Jeff Simpson says it’s time for Nevada to look at a new triple-tiered tax for casinos

Nevada’s 6.75 percent top-tier tax on the money casinos win from gamblers is ripe for review.

I’m not one of those folks who simple-mindedly look at the state’s gaming tax rate and compare it to the more confiscatory rates in other states. It’s no coincidence that Nevada gets far more casino-related investment than other states – the lowest-in-the-nation tax rate is a primary lure that allows developers to build the multibillion-dollar resorts that attract tourists by the tens of millions.

Tax rates are one of the most effective methods government has at its disposal to motivate change that would benefit society. Offering tax incentives – or penalties – to accomplish social goals is an effective way to realize change.

The rate changes I propose would be revenue-neutral, or close to it. The social goals the changes would help accomplish include: Retaining the ability of the state’s dominant industry to build dramatic resorts and earn healthy profits; reinvigorating some historic downtowns ; and boosting spending on problem-gambling programs.

I think it would make sense for Nevada lawmakers to change the tax rate paid by the state’s biggest casinos from the current 6.75 percent rate. The top tier would be split into three groups, each with their own tax rates: tourist corridors, city and town centers, and suburban locations.

The tourist corridors would include the state’s biggest market, the Las Vegas Strip, which now regularly produces more than half of the state’s gaming win (the money won from gamblers) and gaming taxes. Also included would be the border cities of Laughlin, Primm, Jean, Mesquite, at north and south Lake Tahoe, Jackpot and Wendover. Casinos in these markets would pay a 7 percent gaming tax, a slight quarter-point more than they now pay, and that rate would be the new base tax rate for the state’s biggest casinos.

The increase would help fund a tax-rate cut for city and town centers to 5 percent. Casinos in downtowns and small towns would benefit from the tax cut, which would likely spur investment in the historic homes to Nevada’s earliest casinos. Places that would enjoy the lower rate would include: downtown Las Vegas and Reno, as well as the historic city centers in Carson City, Henderson and North Las Vegas. Small town casinos all around the interior of Nevada would also receive the new rate.

Suburban casinos in Clark and Washoe counties would pay the highest rate of 9 percent. Existing casinos would be grandfathered and would pay the state’s base 7 percent rate. But new locals casinos near Las Vegas and Reno would pay the 9 percent rate, with the difference funding the state’s problem-gambling programs.

I should note that my proposed plan would affect the family that owns the Las Vegas Sun. The Greenspun family and Station Casinos share ownership of Green Valley Ranch Station, Barley’s and The Greens in Henderson, and plan to share ownership of the proposed Aliante Station in North Las Vegas. All of their jointly owned casinos are in suburban locations.
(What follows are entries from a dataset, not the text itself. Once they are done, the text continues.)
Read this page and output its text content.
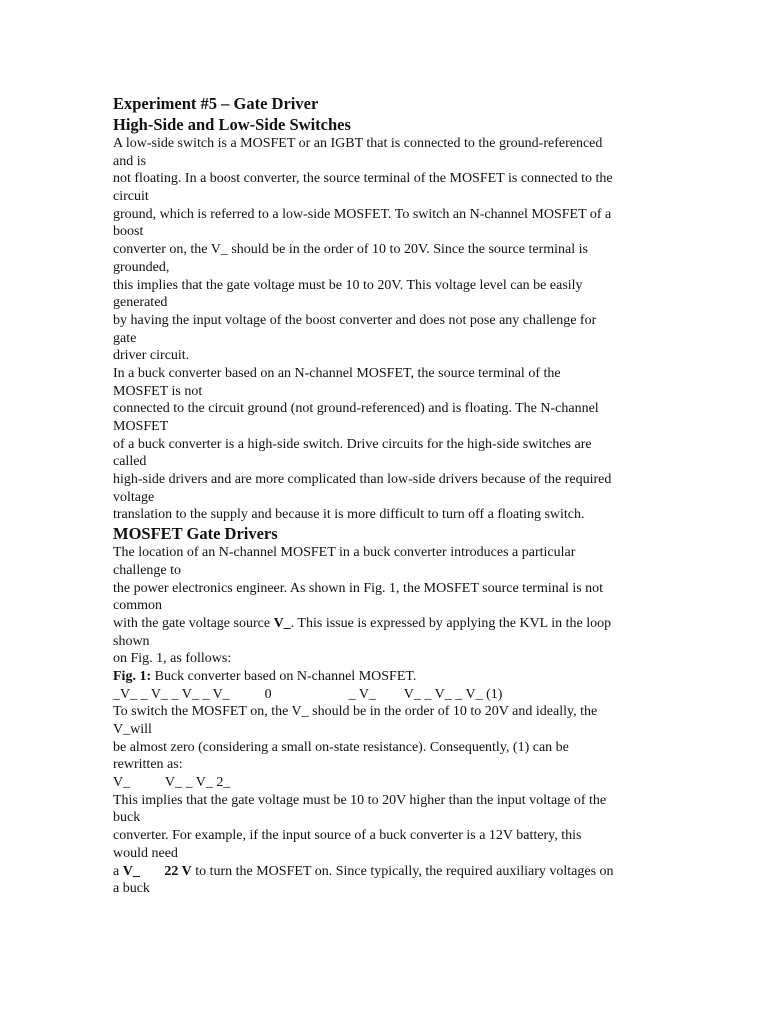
Experiment #5 – Gate Driver
High-Side and Low-Side Switches
A low-side switch is a MOSFET or an IGBT that is connected to the ground-referenced
and is
not floating. In a boost converter, the source terminal of the MOSFET is connected to the
circuit
ground, which is referred to a low-side MOSFET. To switch an N-channel MOSFET of a
boost
converter on, the V_ should be in the order of 10 to 20V. Since the source terminal is
grounded,
this implies that the gate voltage must be 10 to 20V. This voltage level can be easily
generated
by having the input voltage of the boost converter and does not pose any challenge for
gate
driver circuit.
In a buck converter based on an N-channel MOSFET, the source terminal of the
MOSFET is not
connected to the circuit ground (not ground-referenced) and is floating. The N-channel
MOSFET
of a buck converter is a high-side switch. Drive circuits for the high-side switches are
called
high-side drivers and are more complicated than low-side drivers because of the required
voltage
translation to the supply and because it is more difficult to turn off a floating switch.
MOSFET Gate Drivers
The location of an N-channel MOSFET in a buck converter introduces a particular
challenge to
the power electronics engineer. As shown in Fig. 1, the MOSFET source terminal is not
common
with the gate voltage source V_. This issue is expressed by applying the KVL in the loop
shown
on Fig. 1, as follows:
Fig. 1: Buck converter based on N-channel MOSFET.
_V_ _ V_ _ V_ _ V_          0                      _ V_        V_ _ V_ _ V_ (1)
To switch the MOSFET on, the V_ should be in the order of 10 to 20V and ideally, the
V_will
be almost zero (considering a small on-state resistance). Consequently, (1) can be
rewritten as:
V_          V_ _ V_ 2_
This implies that the gate voltage must be 10 to 20V higher than the input voltage of the
buck
converter. For example, if the input source of a buck converter is a 12V battery, this
would need
a V_       22 V to turn the MOSFET on. Since typically, the required auxiliary voltages on
a buck
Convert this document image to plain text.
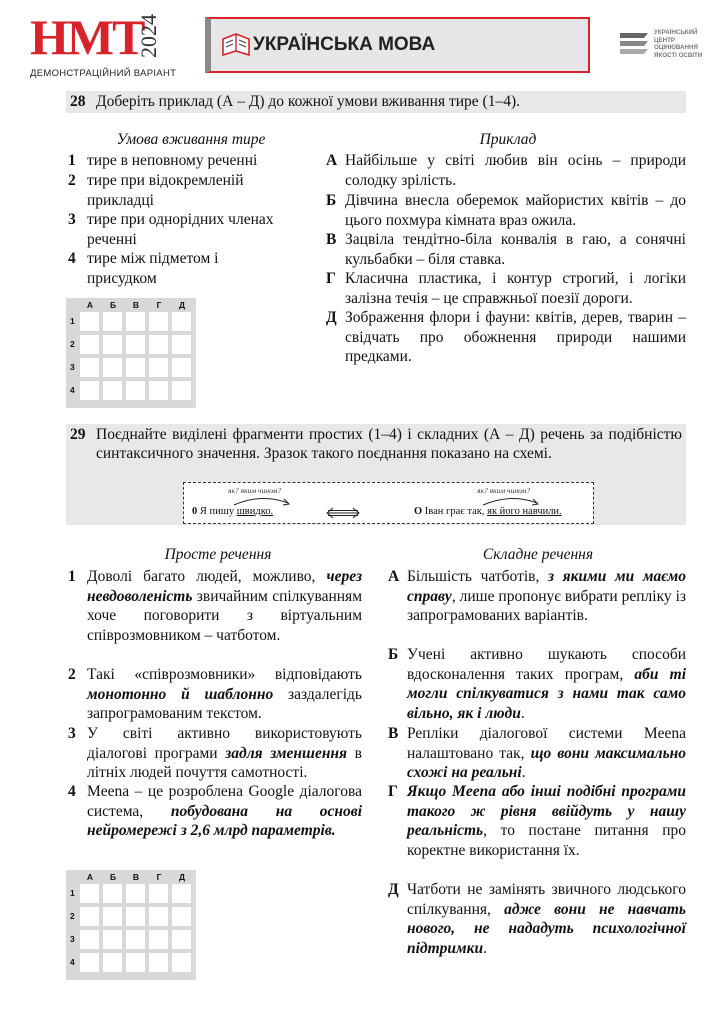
НМТ
2024
ДЕМОНСТРАЦІЙНИЙ ВАРІАНТ
УКРАЇНСЬКА МОВА
УКРАЇНСЬКИЙ
ЦЕНТР
ОЦІНЮВАННЯ
ЯКОСТІ ОСВІТИ
28 Доберіть приклад (А – Д) до кожної умови вживання тире (1–4).
Умова вживання тире	Приклад
1 тире в неповному реченні
2 тире при відокремленій прикладці
3 тире при однорідних членах реченні
4 тире між підметом і присудком
А Найбільше у світі любив він осінь – природи солодку зрілість.
Б Дівчина внесла оберемок майористих квітів – до цього похмура кімната враз ожила.
В Зацвіла тендітно-біла конвалія в гаю, а сонячні кульбабки – біля ставка.
Г Класична пластика, і контур строгий, і логіки залізна течія – це справжньої поезії дороги.
Д Зображення флори і фауни: квітів, дерев, тварин – свідчать про обожнення природи нашими предками.
А	Б	В	Г	Д
1
2
3
4
29 Поєднайте виділені фрагменти простих (1–4) і складних (А – Д) речень за подібністю синтаксичного значення. Зразок такого поєднання показано на схемі.
як? яким чином?	як? яким чином?
0 Я пишу швидко.	О Іван грає так, як його навчили.
Просте речення	Складне речення
1 Доволі багато людей, можливо, через невдоволеність звичайним спілкуванням хоче поговорити з віртуальним співрозмовником – чатботом.
2 Такі «співрозмовники» відповідають монотонно й шаблонно заздалегідь запрограмованим текстом.
3 У світі активно використовують діалогові програми задля зменшення в літніх людей почуття самотності.
4 Meena – це розроблена Google діалогова система, побудована на основі нейромережі з 2,6 млрд параметрів.
А Більшість чатботів, з якими ми маємо справу, лише пропонує вибрати репліку із запрограмованих варіантів.
Б Учені активно шукають способи вдосконалення таких програм, аби ті могли спілкуватися з нами так само вільно, як і люди.
В Репліки діалогової системи Meena налаштовано так, що вони максимально схожі на реальні.
Г Якщо Meena або інші подібні програми такого ж рівня ввійдуть у нашу реальність, то постане питання про коректне використання їх.
Д Чатботи не замінять звичного людського спілкування, адже вони не навчать нового, не нададуть психологічної підтримки.
А	Б	В	Г	Д
1
2
3
4
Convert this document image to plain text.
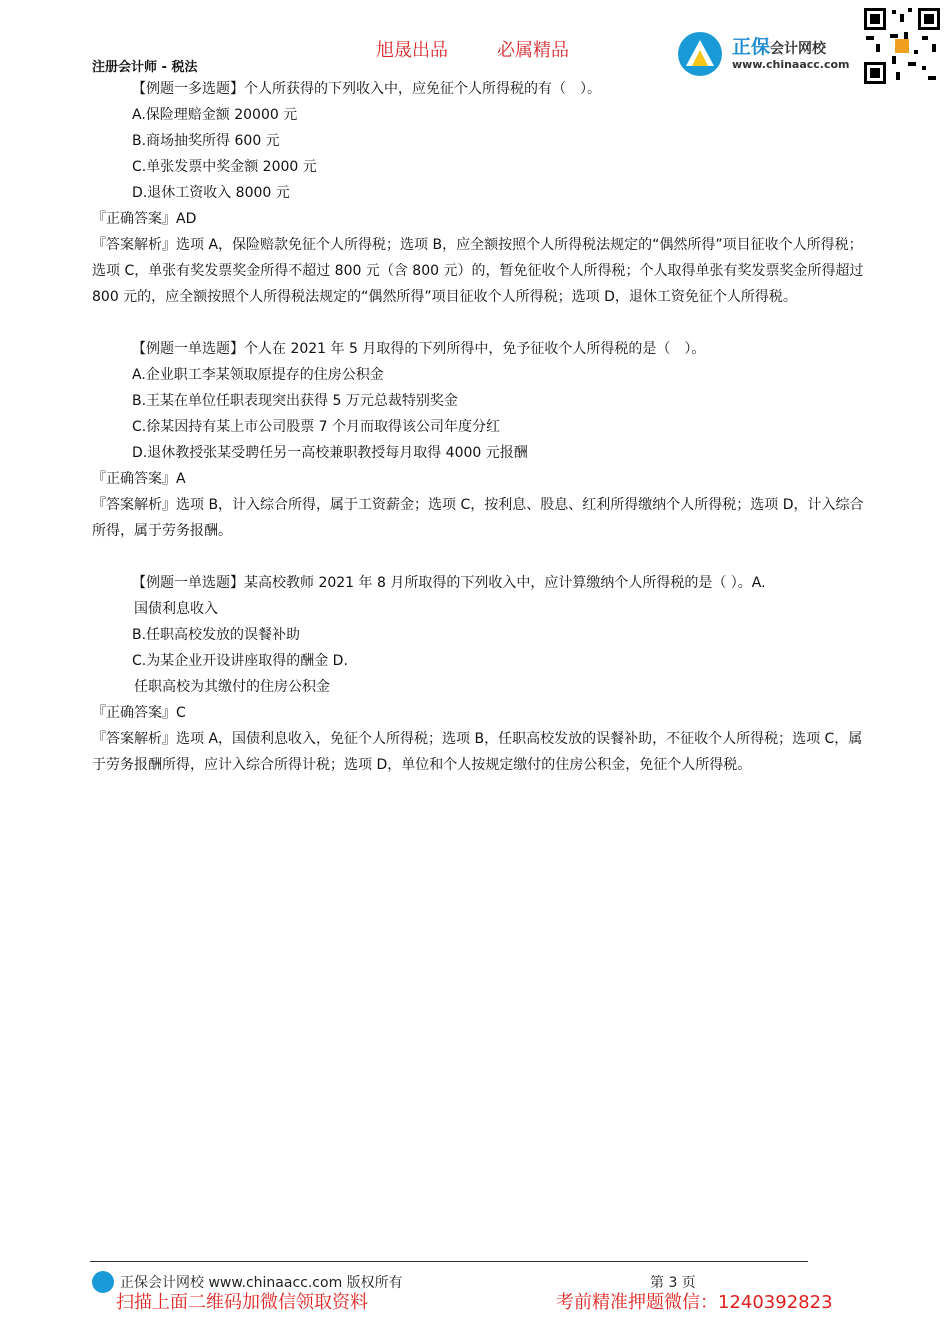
注册会计师 - 税法
旭晟出品	必属精品	正保会计网校
www.chinaacc.com

【例题一多选题】个人所获得的下列收入中，应免征个人所得税的有（　）。

A.保险理赔金额 20000 元

B.商场抽奖所得 600 元

C.单张发票中奖金额 2000 元

D.退休工资收入 8000 元

『正确答案』AD

『答案解析』选项 A，保险赔款免征个人所得税；选项 B，应全额按照个人所得税法规定的“偶然所得”项目征收个人所得税；选项 C，单张有奖发票奖金所得不超过 800 元（含 800 元）的，暂免征收个人所得税；个人取得单张有奖发票奖金所得超过 800 元的，应全额按照个人所得税法规定的“偶然所得”项目征收个人所得税；选项 D，退休工资免征个人所得税。

【例题一单选题】个人在 2021 年 5 月取得的下列所得中，免予征收个人所得税的是（　）。

A.企业职工李某领取原提存的住房公积金

B.王某在单位任职表现突出获得 5 万元总裁特别奖金

C.徐某因持有某上市公司股票 7 个月而取得该公司年度分红

D.退休教授张某受聘任另一高校兼职教授每月取得 4000 元报酬

『正确答案』A

『答案解析』选项 B，计入综合所得，属于工资薪金；选项 C，按利息、股息、红利所得缴纳个人所得税；选项 D，计入综合所得，属于劳务报酬。

【例题一单选题】某高校教师 2021 年 8 月所取得的下列收入中，应计算缴纳个人所得税的是（ ）。A.

国债利息收入

B.任职高校发放的误餐补助

C.为某企业开设讲座取得的酬金 D.

任职高校为其缴付的住房公积金

『正确答案』C

『答案解析』选项 A，国债利息收入，免征个人所得税；选项 B，任职高校发放的误餐补助，不征收个人所得税；选项 C，属于劳务报酬所得，应计入综合所得计税；选项 D，单位和个人按规定缴付的住房公积金，免征个人所得税。

正保会计网校 www.chinaacc.com 版权所有	第 3 页
扫描上面二维码加微信领取资料	考前精准押题微信：1240392823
The Greenspuns also own a 6.82 percent stake in the Palms .

My proposed 5-7-9 plan (apologies to the mall-based women’s clothing store called „5-7-9“) would be close to revenue neutral, with most existing tourist and locals casinos paying only a quarter-point more than they now do . The additional revenue would fund the 1.75 percentage-point cut for casinos in downtown Las Vegas and Reno and in Nevada’s historic small towns.

Nevada’s economy – and Nevadans – benefit from the tourism economy that allows out-of-staters to pay for many of our services with their gaming losses and consumer spending, which generates gaming and sales taxes. No one should mess with that success. But lawmakers should consider tinkering with the casino top rate, and use the tools at their disposal to accomplish worthwhile social goals.